Une des meilleures maison d’édition BD – L’ Association – nous propose, depuis sa création (1990), plusieurs collections aux noms plutôt sympathiques : Eprouvette, Ciboulette, Eperluette, Archives, Côtelette, Mimolette et Patte de mouche… Cette multitude de formats et de prix traduit l’intention première de sa ligne éditoriale, à savoir vouloir diversifier la Bande Dessinée. Publier des auteurs de qualité et produire de beaux livres, accessibles à tous.
La collection Patte de mouche correspond tout à fait à cette volonté.
D’un format « nouvelle » souple de 10,5 -15 cm, 24 pages, pour un prix de 3 €, cette collection est la plus économique du catalogue. Mais la qualité n’en est pas moindre. Ces BD ne sont pas des grandes réduites, mais de véritables oeuvrettes créées pour l’occasion. Les auteurs utilisent toutes les possibilités offertes par ce format : histoires courtes, noir et blanc, visuels épurés…
Le premier volume de la collection (Imbroglio) est l’exemple type des BD proposées par cette « Patte de Mouche » : peu de personnages, unité de lieu, de temps, monochromie …
Dans cet absurde huis-clos entre 3 personnages, l’histoire possède tant de rebondissement qu’on ne peut en deviner la fin avant de l’avoir lu. Ce qui est appréciable dans la mesure où ça se lit vite. Le graphisme lui, est au service de l’histoire, simple et efficace (du Trondheim, quoi !)
La Nouvelle Pornographie est un véritable exercice de « stylisation » comme seul sait les faire Trondheim. Dans cette bd au titre évocateur, ce dernier simplifie, schématise les formes jusqu’à l’abstraction. Mais en y regardant de plus prêt, il s’agit bien de dessins figuratifs, plutôt explicites…
Autre particularité des histoires proposés par les auteurs de l’Association : l’autobiographie. Baladi nous raconte ici une anecdote vécu durant sa jeunesse, souvenir qu’il pourrait nous raconter au coin d’une table, autour d’un verre. « Un récit urbain et déglingué à base de paumés et d’embrouilles, transcendé par la syntaxe si particulière d’Alex Baladi » (Catalogue 2006 de l’Association.)

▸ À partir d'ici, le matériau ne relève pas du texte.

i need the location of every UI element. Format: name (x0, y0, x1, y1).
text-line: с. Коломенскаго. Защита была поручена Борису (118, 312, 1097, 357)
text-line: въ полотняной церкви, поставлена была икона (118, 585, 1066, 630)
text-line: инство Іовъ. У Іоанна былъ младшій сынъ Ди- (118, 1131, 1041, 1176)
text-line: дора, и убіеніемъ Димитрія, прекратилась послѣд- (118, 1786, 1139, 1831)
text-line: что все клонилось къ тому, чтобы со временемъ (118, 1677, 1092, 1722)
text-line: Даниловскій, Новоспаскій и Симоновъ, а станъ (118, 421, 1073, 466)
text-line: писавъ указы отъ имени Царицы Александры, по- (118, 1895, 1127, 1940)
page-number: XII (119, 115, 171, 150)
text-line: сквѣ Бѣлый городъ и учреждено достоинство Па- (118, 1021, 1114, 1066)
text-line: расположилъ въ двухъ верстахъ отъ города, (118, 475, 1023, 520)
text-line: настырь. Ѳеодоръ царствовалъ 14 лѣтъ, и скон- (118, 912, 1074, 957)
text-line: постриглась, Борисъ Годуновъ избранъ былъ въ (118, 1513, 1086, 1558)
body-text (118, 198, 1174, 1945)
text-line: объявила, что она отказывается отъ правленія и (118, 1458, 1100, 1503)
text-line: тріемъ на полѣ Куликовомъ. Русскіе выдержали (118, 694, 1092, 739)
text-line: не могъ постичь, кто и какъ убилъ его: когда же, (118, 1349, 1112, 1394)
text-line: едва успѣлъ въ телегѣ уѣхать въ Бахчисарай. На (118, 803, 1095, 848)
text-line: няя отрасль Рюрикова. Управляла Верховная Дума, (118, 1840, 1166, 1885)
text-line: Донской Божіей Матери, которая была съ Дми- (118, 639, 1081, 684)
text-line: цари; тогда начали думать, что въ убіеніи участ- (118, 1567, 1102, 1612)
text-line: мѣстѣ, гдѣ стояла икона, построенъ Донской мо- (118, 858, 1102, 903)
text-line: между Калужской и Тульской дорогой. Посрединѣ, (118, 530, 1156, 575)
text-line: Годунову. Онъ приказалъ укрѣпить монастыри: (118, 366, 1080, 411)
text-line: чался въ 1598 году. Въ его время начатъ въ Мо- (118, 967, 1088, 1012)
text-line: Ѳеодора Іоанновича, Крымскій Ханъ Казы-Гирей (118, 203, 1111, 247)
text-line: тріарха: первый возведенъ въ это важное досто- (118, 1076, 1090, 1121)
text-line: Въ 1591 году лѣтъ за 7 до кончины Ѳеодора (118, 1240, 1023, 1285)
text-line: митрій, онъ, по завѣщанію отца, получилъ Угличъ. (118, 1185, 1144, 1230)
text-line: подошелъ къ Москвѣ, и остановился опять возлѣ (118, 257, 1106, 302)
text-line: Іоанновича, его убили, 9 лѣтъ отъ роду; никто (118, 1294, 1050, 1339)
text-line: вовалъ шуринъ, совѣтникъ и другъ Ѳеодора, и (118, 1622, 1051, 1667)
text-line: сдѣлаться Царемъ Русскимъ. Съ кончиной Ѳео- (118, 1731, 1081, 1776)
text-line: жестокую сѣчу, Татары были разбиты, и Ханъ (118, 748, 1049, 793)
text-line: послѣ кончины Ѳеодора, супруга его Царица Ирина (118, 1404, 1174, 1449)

Mahler est un dessinateur Autrichien (Vienne) possédant un style unique. Minimaliste, il se sert de volumes géométrique simples pour symboliser plutôt que représenter des formes. C’est un figuratif à la limite de l’abstraction. J’adore.
Longueurs & Retranchements est un pur exercice de style digne de l’OuBaPo (créé et diffusé par l’Association). Cette histoire d’auteur face à son éditeur est en fait construite à partir d’un seul et même dessin (celui de la couverture). Pourtant, il y a une vraie histoire séquentielle, un vrai rythme dans cette BD. D’ailleurs, je ne me suis pas rendu compte tout de suite que c’était quasiment la même case à chaque fois, tant il se dégage une impression de mouvement. Bluffant.
Mystery Music lui, regroupe plusieurs historiettes sans texte, d’une page, ayant pour thème un instrument de musique. La musique elle-même – qui est impalpable – est représenté ici par une masse noire informe. De ce décalage absurde se dégage une forme d’humour, de poésie.
Poésie également avec l’Espignole, véritable carnet intime dans lequel Baudoin nous raconte ses souvenirs d’adolescent. Cet album est emprunt d’une certaine nostalgie et se veut essentiellement contemplatif. Structuré sur la forme d’un dessin par page incluant un texte en « voix off », l’Espignole est un bel ouvrage. Le style de Baudoin, expressionniste dans ses formes, ses contrastes et naturaliste dans ses thèmes, colle parfaitement à cette histoire de souvenirs, d’adolescence et d’amour perdus.